Exploring Structural, Optoelectronic, Magnetic, and Transport Properties of Promising Perovskites, PrVO₃ and CeVO₃: A DFT Insight

A density functional theory (DFT)-based quantum computational algorithm is systematically used to probe structural, optoelectronic, magnetic, and transport properties of rare-earth vanadate perovskites, PrVO₃ (PVO) and CeVO₃ (CVO), executed in the CASTEP package within the GGA functional. The optimized crystal structure parameters validate the stability of the titled compounds with lattice constants of (a = 3.89, 3.86 Å) in a cubic crystal structure having symmetry (pm-3m) and space group (No.221).
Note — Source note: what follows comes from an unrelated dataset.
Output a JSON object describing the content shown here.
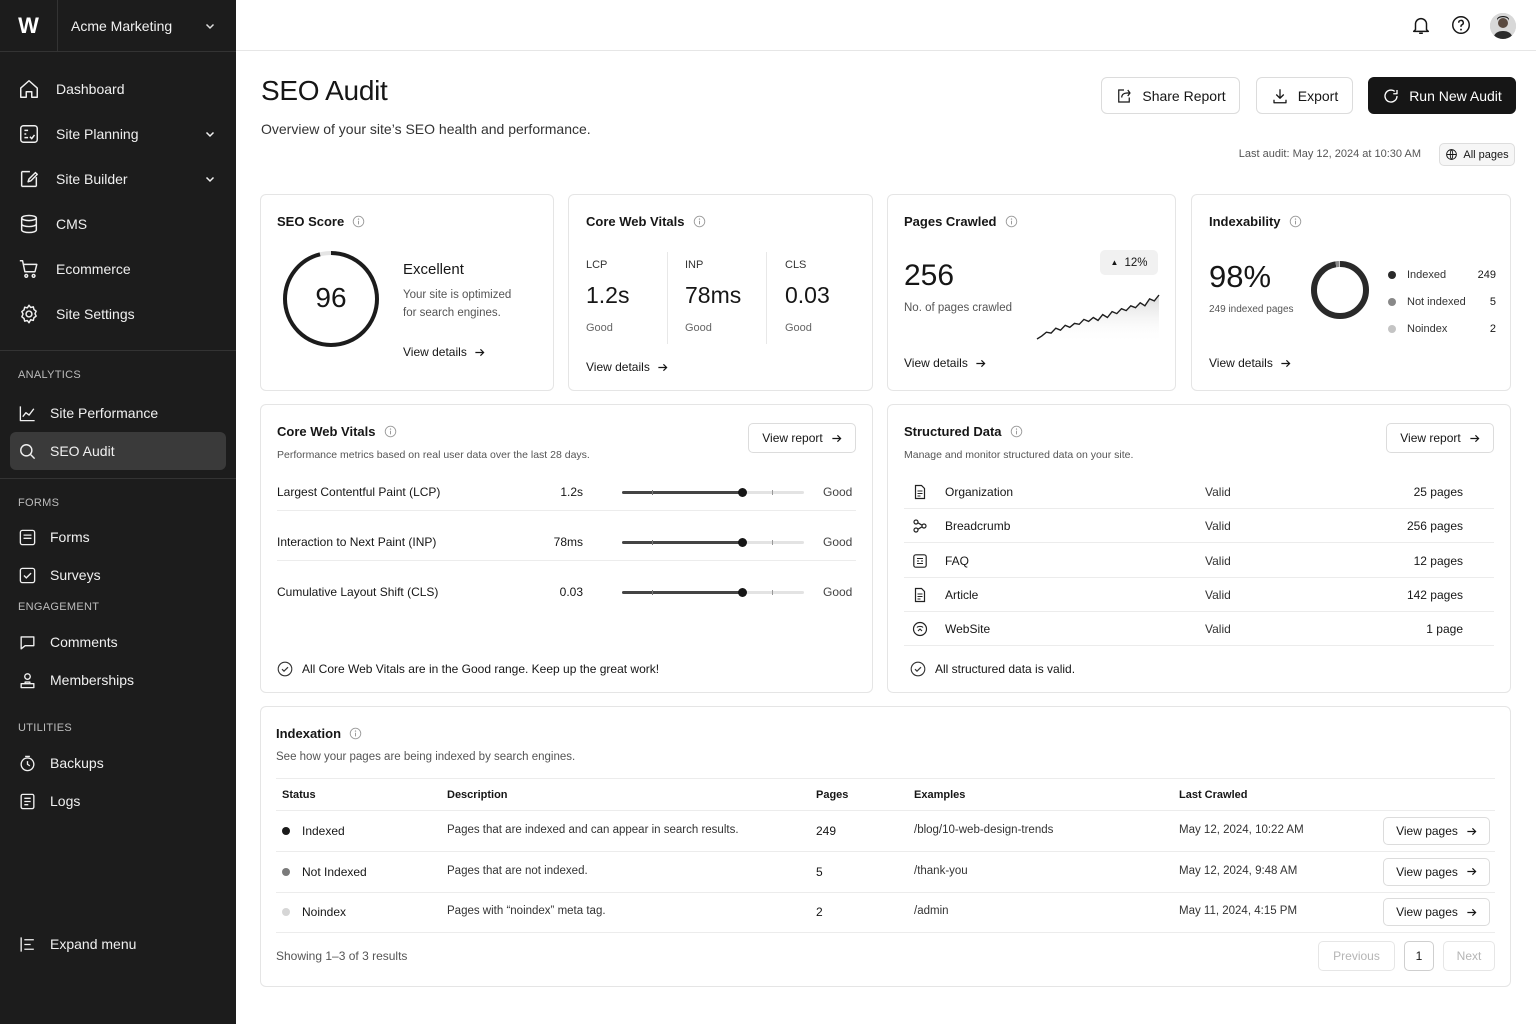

The computed band structure (BS) with spin degree of freedom, density of states (DOS), and integral spin magnetic moment confirm the half-metallic ferromagnetic (HMF) characteristics of the perovskites under consideration, with metallic type and semiconducting behavior for spin-up and spin-down band profiles, respectively, where the Pr/Ce-f state plays a major role. A significant change of spin magnetic moments is observed on replacing Pr with Ce in the compounds with a total spin magnetic moment of 4.0 µ_B and 3.0 µ_B for the rare-earth vanadates, PVO and CVO, respectively. More compelling, the calculated magnetic moments from DFT-GGA are in good agreement with the Slater–Pauling rule. Moreover, the dielectric functions of the PVO and CVO perovskites by optical parameters such as refractive index, absorption coefficient, conductivity, E-loss spectra, and reflectivity were measured and the results revealed high values of magnetization, significant optical parameters, and high thermoelectric efficiency of PVO and CVO, make them promising candidates for optoelectronic and spintronic technology.